Wind turbines seem to be on steroids these days — they’re getting bulkier and heavier, and that makes them more expensive to ship and more complex to assemble. But a startup called Boulder Wind Turbines says it has figured out a new way to lighten the load.
The Colorado company, founded in 2009, has engineered a generator that incorporates a circuit board design as one of its main components. A generator’s motor is made up of a rotating component called the rotor and a stationary part called the stator. In a typical generator today, both the rotor and the stator are made with iron wrapped with copper coils to create the magnetic field for producing mechanical energy.

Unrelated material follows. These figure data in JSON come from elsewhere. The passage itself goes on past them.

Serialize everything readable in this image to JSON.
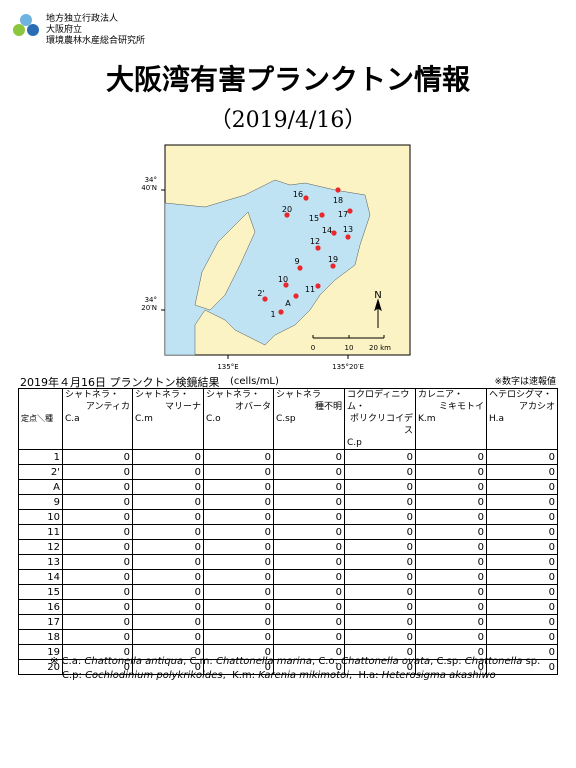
{
  "header": {
    "org": [
      "地方独立行政法人",
      "大阪府立",
      "環境農林水産総合研究所"
    ],
    "title": "大阪湾有害プランクトン情報",
    "date": "（2019/4/16）"
  },
  "map": {
    "lat_labels": [
      [
        "34°",
        "40′N"
      ],
      [
        "34°",
        "20′N"
      ]
    ],
    "lon_labels": [
      "135°E",
      "135°20′E"
    ],
    "stations": [
      "16",
      "18",
      "20",
      "15",
      "17",
      "14",
      "13",
      "12",
      "9",
      "19",
      "10",
      "2'",
      "A",
      "11",
      "1"
    ],
    "scale": [
      "0",
      "10",
      "20 km"
    ],
    "north": "N"
  },
  "table": {
    "caption": "2019年４月16日 プランクトン検鏡結果",
    "unit": "(cells/mL)",
    "note": "※数字は速報値",
    "corner": "定点＼種",
    "columns": [
      {
        "name": [
          "シャトネラ・",
          "アンティカ"
        ],
        "abbr": "C.a"
      },
      {
        "name": [
          "シャトネラ・",
          "マリーナ"
        ],
        "abbr": "C.m"
      },
      {
        "name": [
          "シャトネラ・",
          "オバータ"
        ],
        "abbr": "C.o"
      },
      {
        "name": [
          "シャトネラ",
          "種不明"
        ],
        "abbr": "C.sp"
      },
      {
        "name": [
          "コクロディニウム・",
          "ポリクリコイデス"
        ],
        "abbr": "C.p"
      },
      {
        "name": [
          "カレニア・",
          "ミキモトイ"
        ],
        "abbr": "K.m"
      },
      {
        "name": [
          "ヘテロシグマ・",
          "アカシオ"
        ],
        "abbr": "H.a"
      }
    ],
    "rows": [
      [
        "1",
        0,
        0,
        0,
        0,
        0,
        0,
        0
      ],
      [
        "2'",
        0,
        0,
        0,
        0,
        0,
        0,
        0
      ],
      [
        "A",
        0,
        0,
        0,
        0,
        0,
        0,
        0
      ],
      [
        "9",
        0,
        0,
        0,
        0,
        0,
        0,
        0
      ],
      [
        "10",
        0,
        0,
        0,
        0,
        0,
        0,
        0
      ],
      [
        "11",
        0,
        0,
        0,
        0,
        0,
        0,
        0
      ],
      [
        "12",
        0,
        0,
        0,
        0,
        0,
        0,
        0
      ],
      [
        "13",
        0,
        0,
        0,
        0,
        0,
        0,
        0
      ],
      [
        "14",
        0,
        0,
        0,
        0,
        0,
        0,
        0
      ],
      [
        "15",
        0,
        0,
        0,
        0,
        0,
        0,
        0
      ],
      [
        "16",
        0,
        0,
        0,
        0,
        0,
        0,
        0
      ],
      [
        "17",
        0,
        0,
        0,
        0,
        0,
        0,
        0
      ],
      [
        "18",
        0,
        0,
        0,
        0,
        0,
        0,
        0
      ],
      [
        "19",
        0,
        0,
        0,
        0,
        0,
        0,
        0
      ],
      [
        "20",
        0,
        0,
        0,
        0,
        0,
        0,
        0
      ]
    ]
  },
  "footnote": [
    [
      "※ C.a: ",
      "Chattonella antiqua",
      ", C.m: ",
      "Chattonella marina",
      ", C.o: ",
      "Chattonella ovata",
      ", C.sp: ",
      "Chattonella",
      " sp."
    ],
    [
      "C.p: ",
      "Cochlodinium polykrikoides",
      ",  K.m: ",
      "Karenia mikimotoi",
      ",  H.a: ",
      "Heterosigma akashiwo"
    ]
  ]
}
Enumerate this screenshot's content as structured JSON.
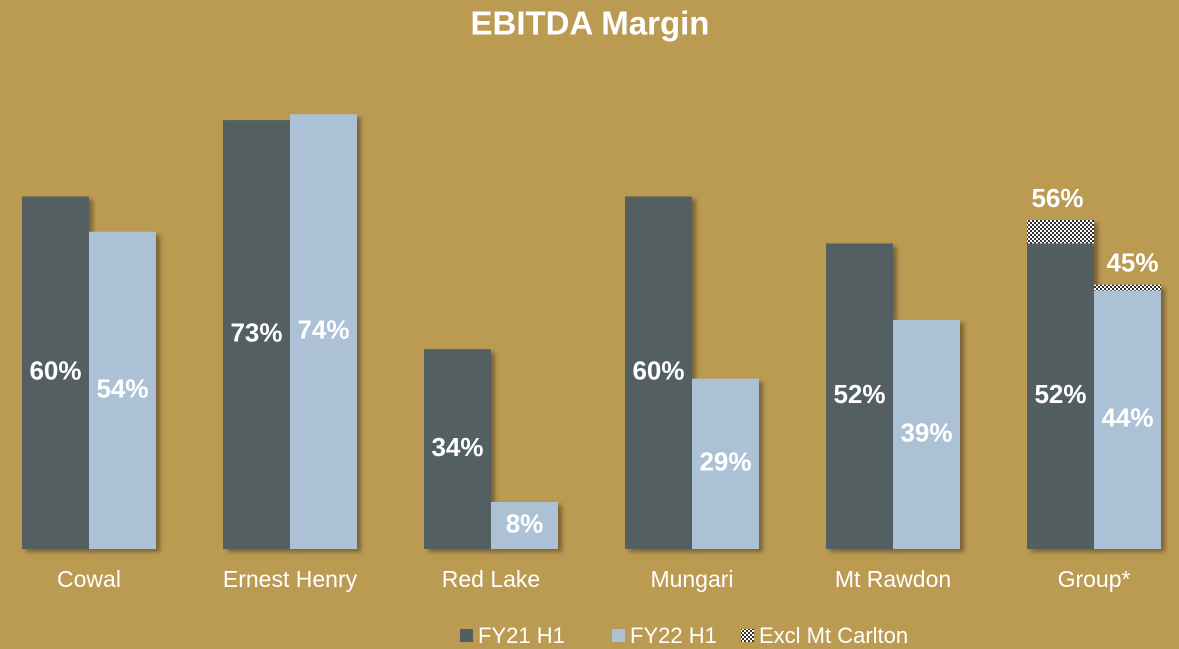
{
  "chart_data": {
    "type": "bar",
    "title": "EBITDA Margin",
    "categories": [
      "Cowal",
      "Ernest Henry",
      "Red Lake",
      "Mungari",
      "Mt Rawdon",
      "Group*"
    ],
    "ylim": [
      0,
      80
    ],
    "series": [
      {
        "name": "FY21 H1",
        "color": "#525e60",
        "values": [
          60,
          73,
          34,
          60,
          52,
          52
        ],
        "value_labels": [
          "60%",
          "73%",
          "34%",
          "60%",
          "52%",
          "52%"
        ]
      },
      {
        "name": "FY22 H1",
        "color": "#adc1d6",
        "values": [
          54,
          74,
          8,
          29,
          39,
          44
        ],
        "value_labels": [
          "54%",
          "74%",
          "8%",
          "29%",
          "39%",
          "44%"
        ]
      },
      {
        "name": "Excl Mt Carlton",
        "pattern": "checker",
        "values": [
          [
            null,
            null
          ],
          [
            null,
            null
          ],
          [
            null,
            null
          ],
          [
            null,
            null
          ],
          [
            null,
            null
          ],
          [
            56,
            45
          ]
        ],
        "value_labels": [
          [
            null,
            null
          ],
          [
            null,
            null
          ],
          [
            null,
            null
          ],
          [
            null,
            null
          ],
          [
            null,
            null
          ],
          [
            "56%",
            "45%"
          ]
        ]
      }
    ]
  }
}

But what Boulder Wind Power has done is to engineer a different kind of stator by printing copper wires onto fiber glass and laminating layers of fiber glass together to create a stator that looks, and works, like a printed circuit board, said Andy Cukurs, the startup’s CEO. This design doesn’t use iron, but it does add a magnet to the whole generator to create that magnetic field. In the end, what you get is a stator sandwiched between the magnet-lined rotor.
The printed circuit board design, Cukurs said, is “light weight, and it translates into cost savings because you don’t have to build a heavy foundation and tower. The wind industry uses weight as a proxy for cost.”

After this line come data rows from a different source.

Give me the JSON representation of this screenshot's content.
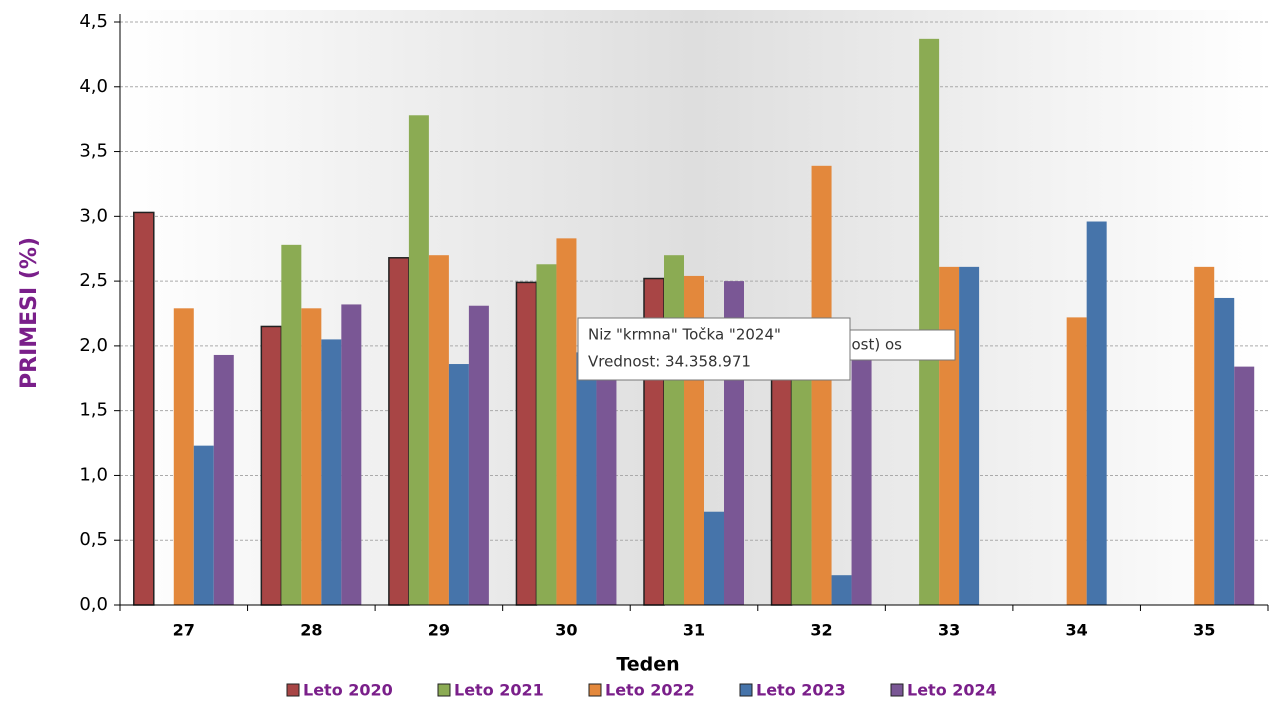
{
  "chart_data": {
    "type": "bar",
    "y_label": "PRIMESI (%)",
    "x_label": "Teden",
    "categories": [
      "27",
      "28",
      "29",
      "30",
      "31",
      "32",
      "33",
      "34",
      "35"
    ],
    "series": [
      {
        "name": "Leto 2020",
        "color": "#a84545",
        "values": [
          3.03,
          2.15,
          2.68,
          2.49,
          2.52,
          1.9,
          null,
          null,
          null
        ]
      },
      {
        "name": "Leto 2021",
        "color": "#8bab53",
        "values": [
          null,
          2.78,
          3.78,
          2.63,
          2.7,
          1.9,
          4.37,
          null,
          null
        ]
      },
      {
        "name": "Leto 2022",
        "color": "#e3883c",
        "values": [
          2.29,
          2.29,
          2.7,
          2.83,
          2.54,
          3.39,
          2.61,
          2.22,
          2.61
        ]
      },
      {
        "name": "Leto 2023",
        "color": "#4674aa",
        "values": [
          1.23,
          2.05,
          1.86,
          1.95,
          0.72,
          0.23,
          2.61,
          2.96,
          2.37
        ]
      },
      {
        "name": "Leto 2024",
        "color": "#7a5795",
        "values": [
          1.93,
          2.32,
          2.31,
          1.95,
          2.5,
          1.9,
          null,
          null,
          1.84
        ]
      }
    ],
    "ylim": [
      0,
      4.5
    ],
    "yticks": [
      {
        "value": 0,
        "label": "0,0"
      },
      {
        "value": 0.5,
        "label": "0,5"
      },
      {
        "value": 1,
        "label": "1,0"
      },
      {
        "value": 1.5,
        "label": "1,5"
      },
      {
        "value": 2,
        "label": "2,0"
      },
      {
        "value": 2.5,
        "label": "2,5"
      },
      {
        "value": 3,
        "label": "3,0"
      },
      {
        "value": 3.5,
        "label": "3,5"
      },
      {
        "value": 4,
        "label": "4,0"
      },
      {
        "value": 4.5,
        "label": "4,5"
      }
    ],
    "grid": true,
    "legend": "bottom",
    "tooltip_behind": "nost)  os",
    "tooltip": [
      "Niz \"krmna\" Točka \"2024\"",
      "Vrednost:  34.358.971"
    ]
  }
}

For example, a Boulder Wind Power generator for a 3 MW turbine would weight 40 percent less than more common generators, Cukurs said. If a wind tower weighs 200 metric tons, then the use of the startup’s generator can cut the weight by 6-10 metric tons, he added.
Next-gen magnets
The use of the magnets also sets the company’s technology apart. In fact, the startup’s generator design belongs to a class of technology called “direct drive permanent magnet,” which emerged in recent years to replace designs that create heavier and less efficient or reliable wind turbines. Major wind turbine makers such as Siemens and GE all have developed generators using direct-drive permanent magnets. But whether the technology can really deliver the savings remains a big debate.

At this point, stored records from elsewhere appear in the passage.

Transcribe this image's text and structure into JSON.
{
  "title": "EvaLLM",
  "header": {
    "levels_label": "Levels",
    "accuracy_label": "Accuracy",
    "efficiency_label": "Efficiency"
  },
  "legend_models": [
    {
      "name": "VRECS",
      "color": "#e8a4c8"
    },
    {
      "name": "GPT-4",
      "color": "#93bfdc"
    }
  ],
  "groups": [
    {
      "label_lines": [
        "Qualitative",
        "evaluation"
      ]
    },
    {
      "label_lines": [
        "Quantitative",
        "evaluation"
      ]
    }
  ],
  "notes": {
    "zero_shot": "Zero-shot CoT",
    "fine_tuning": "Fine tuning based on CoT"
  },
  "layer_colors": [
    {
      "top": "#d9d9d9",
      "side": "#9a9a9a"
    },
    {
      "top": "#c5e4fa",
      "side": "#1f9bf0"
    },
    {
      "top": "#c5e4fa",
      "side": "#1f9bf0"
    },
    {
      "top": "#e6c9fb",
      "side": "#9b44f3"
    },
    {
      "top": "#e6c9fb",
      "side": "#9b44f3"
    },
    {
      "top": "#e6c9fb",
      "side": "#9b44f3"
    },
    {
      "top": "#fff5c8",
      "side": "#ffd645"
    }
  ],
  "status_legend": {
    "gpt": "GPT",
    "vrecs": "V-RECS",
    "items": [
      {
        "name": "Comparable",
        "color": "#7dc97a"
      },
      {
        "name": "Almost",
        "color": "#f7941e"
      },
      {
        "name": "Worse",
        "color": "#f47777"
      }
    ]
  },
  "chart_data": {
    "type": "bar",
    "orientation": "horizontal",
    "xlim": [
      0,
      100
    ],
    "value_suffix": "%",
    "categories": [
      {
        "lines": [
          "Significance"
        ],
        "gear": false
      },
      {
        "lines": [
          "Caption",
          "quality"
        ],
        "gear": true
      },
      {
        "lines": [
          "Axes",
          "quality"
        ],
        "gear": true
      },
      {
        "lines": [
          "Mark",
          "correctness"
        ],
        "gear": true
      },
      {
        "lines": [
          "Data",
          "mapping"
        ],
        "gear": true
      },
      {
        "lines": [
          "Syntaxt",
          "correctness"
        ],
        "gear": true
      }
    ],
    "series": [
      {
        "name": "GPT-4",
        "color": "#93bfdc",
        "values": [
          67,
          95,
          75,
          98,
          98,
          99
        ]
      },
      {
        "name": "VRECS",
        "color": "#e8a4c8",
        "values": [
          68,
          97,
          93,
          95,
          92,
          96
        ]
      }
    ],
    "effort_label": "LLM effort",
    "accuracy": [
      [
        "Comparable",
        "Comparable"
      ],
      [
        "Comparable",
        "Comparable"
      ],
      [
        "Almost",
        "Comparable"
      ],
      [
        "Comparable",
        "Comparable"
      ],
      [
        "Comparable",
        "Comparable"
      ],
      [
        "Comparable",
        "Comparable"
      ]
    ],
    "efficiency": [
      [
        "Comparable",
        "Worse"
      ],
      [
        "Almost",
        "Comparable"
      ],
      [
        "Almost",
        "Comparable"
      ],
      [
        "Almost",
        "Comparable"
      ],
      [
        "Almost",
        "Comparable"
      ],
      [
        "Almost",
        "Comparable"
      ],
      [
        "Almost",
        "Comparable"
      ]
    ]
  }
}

The startup has built a 3 MW generator to show how its technology works. It’s close to signing its first deal to create a prototype for a customer, who will give the equipment a whirl and decide if it wants to place an order for more. Cukurs declined to name this potential customer. If all goes well with the deal, Boulder Wind Power will work on delivering the prototype by the end of 2013 or early 2014. Its first revenues could come in 2015.
The startup doesn’t plan to make and sell generators, however. Instead, it plans to make money mostly by licensing its technology. This approach takes away the pressure of having to raise lots of money to build factories or dealing with multiple manufacturers to source various components. But the company does plan to sell the stators and will hire a manufacturer to make them.
But whether the direct-drive permanent magnet technology can really deliver on its technical promises remains a big debate. Wind turbine makers began introducing permanent generators in 2006, but this type of generators isn’t widely used, according to a report by the U.S. Geological Survey.
Permanent magnets made using rare earth elements are more powerful and efficient than those made with non-rare earth materials, but the use of rare earth also increases the costs. Most of the rare earth elements are produced in China, which curbed their exports in the past and caused a spike in their prices. Efforts to produce rare earth in other parts of the world have been underway in countries such as Malaysia and the U.S. by companies such as Colorado-based Molycorp.
Boulder Wind Power’s technology uses neodymium, a rare earth element, and it counts Molycorp as an investor. Cukurs said high pricing was an obstacle that prevented the wider adoption of permanent magnets in the past, but the prices have come down. Meanwhile, some companies are developing better-performing generators that won’t need rare earth at all.
Boulder Wind Power has raised $ 46.5 million in equity total from investors that also included New Enterprise Associates, and is looking at raising another round in 2014 if not sooner.